Nello Cristianini, Royal Holloway, University of London, email@example.com
The introduction of Support Vector Machines (SVMs) in the 1990s created
considerable interest in the entire family of kernel-based learning
methods (KMs). In the past few years, a considerable number of
researchers have investigated the theory, algorithmics, and applications
of this class of learning machines.
The main reason for interest in KMs
is their flexibility and remarkable resistance to overfitting, but their
simplicity and theoretical elegance also appeal to practitioners as well
Their modular design (a general purpose learning module fitted with a
problem specific kernel function) make them simple to analyse and use,
and very flexible tools.
They have been applied to diverse fields, delivering
state of the art performance in applications from
analysis of DNA microarray data to text categorization, from handwritten
digits recognition to protein homology detection.

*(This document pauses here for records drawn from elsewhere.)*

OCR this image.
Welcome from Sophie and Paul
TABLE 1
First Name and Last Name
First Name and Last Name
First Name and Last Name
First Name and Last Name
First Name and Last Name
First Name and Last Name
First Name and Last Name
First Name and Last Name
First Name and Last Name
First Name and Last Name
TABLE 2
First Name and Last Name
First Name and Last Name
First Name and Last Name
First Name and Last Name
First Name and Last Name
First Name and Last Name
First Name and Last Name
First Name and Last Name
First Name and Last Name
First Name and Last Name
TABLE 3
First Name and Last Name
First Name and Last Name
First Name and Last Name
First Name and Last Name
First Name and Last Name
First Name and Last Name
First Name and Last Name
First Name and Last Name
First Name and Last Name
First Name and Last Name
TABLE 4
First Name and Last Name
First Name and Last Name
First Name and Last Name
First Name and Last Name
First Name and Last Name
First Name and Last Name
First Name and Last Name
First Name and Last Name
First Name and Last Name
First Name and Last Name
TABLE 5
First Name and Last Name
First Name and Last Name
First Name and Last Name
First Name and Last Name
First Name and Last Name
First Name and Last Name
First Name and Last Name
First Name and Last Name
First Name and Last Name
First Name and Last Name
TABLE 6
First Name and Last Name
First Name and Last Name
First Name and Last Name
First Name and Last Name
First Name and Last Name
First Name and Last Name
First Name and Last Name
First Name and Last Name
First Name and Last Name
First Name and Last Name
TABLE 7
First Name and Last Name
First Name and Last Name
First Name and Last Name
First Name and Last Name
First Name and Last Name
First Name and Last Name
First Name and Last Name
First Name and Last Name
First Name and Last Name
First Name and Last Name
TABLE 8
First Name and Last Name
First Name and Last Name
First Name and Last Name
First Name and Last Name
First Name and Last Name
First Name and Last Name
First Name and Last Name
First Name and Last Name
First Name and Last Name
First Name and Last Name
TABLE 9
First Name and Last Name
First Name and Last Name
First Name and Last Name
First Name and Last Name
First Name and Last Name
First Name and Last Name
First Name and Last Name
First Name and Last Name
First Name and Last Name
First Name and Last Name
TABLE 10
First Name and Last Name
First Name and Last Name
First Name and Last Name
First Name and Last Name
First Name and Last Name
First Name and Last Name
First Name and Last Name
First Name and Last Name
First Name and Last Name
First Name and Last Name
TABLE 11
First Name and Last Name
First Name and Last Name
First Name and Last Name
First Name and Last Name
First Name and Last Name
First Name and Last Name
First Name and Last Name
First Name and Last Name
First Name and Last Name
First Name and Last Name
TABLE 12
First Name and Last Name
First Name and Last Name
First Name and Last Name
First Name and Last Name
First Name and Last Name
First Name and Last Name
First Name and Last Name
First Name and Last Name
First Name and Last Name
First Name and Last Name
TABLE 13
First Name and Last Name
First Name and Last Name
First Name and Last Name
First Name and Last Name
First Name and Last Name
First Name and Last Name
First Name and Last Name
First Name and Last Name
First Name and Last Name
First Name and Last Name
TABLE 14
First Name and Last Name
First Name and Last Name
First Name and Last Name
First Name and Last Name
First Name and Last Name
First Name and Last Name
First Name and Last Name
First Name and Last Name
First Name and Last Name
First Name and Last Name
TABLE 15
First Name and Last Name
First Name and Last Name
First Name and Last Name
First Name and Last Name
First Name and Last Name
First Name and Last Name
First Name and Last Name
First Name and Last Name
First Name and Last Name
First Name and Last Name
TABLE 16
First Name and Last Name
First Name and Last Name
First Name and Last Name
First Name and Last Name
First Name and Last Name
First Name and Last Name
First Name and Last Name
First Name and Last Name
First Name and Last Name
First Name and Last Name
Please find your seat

For these and other reasons, KMs are now part of the standard toolbox of
machine learning practitioners. Books, workshops, special issues, and
websites have been devoted to this class of learning methods in the last
years, witnessing their growing uptake.
This tutorial will introduce the basic ideas necessary to
appreciate this new approach, and provide pointers to relevant literature
and online software.
Peter A. Flach, University of Bristol, Peter.Flach@bristol.ac.uk
Knowledge Representation is at the heart of all the core methods in
machine learning. Traditionally, ML has assumed the attribute-value
format, where each instance is described by a vector of values for a
fixed sequence of pre-defined attributes. However, this fixed vector
format can be too restrictive for some domains. Considerable recent
research has been directed toward less rigid approaches, such as Koller's
relational probabilistic models, Dietterich's multiple instance problem,
and inductive logic programming (ILP). This tutorial reviews such
extensions of the attribute-vector format from a common perspective, by
concentrating on individual-centred representations. This representation
is applicable to any domain where there is a clear notion of individual,
including molecules, weather forecasts, or chess endgame positions. The
tutorial will introduce individual-centred representations and consider
various formalisms for dealing with them, such as declarative programming
languages or relational databases. This perspective clarifies the
relation between attribute-value learning and approaches such as ILP
which use the full power of first-order logic; it also suggests several
new research problems such as first-order neural networks and first-order
support vector machines.
David D. Lewis, firstname.lastname@example.org
Text classification in the research literature focuses on comparing the effectiveness of supervised learning approaches in classical train/test experiments. Text classification in operational settings is subject to a host of priorities and constraints, and effectiveness can be fairly far down the list. In this tutorial, I will first review text classification as an abstract machine learning problem, but will then devote the bulk of the effort to practical problems that arise in applying text classification. Examples will be drawn from applications such as knowledge management, customer service automation, web directories, vertical portals, spam and porn filtering, and content analysis. I will end by discussing some machine learning research directions suggested by the practical challenges of text classification.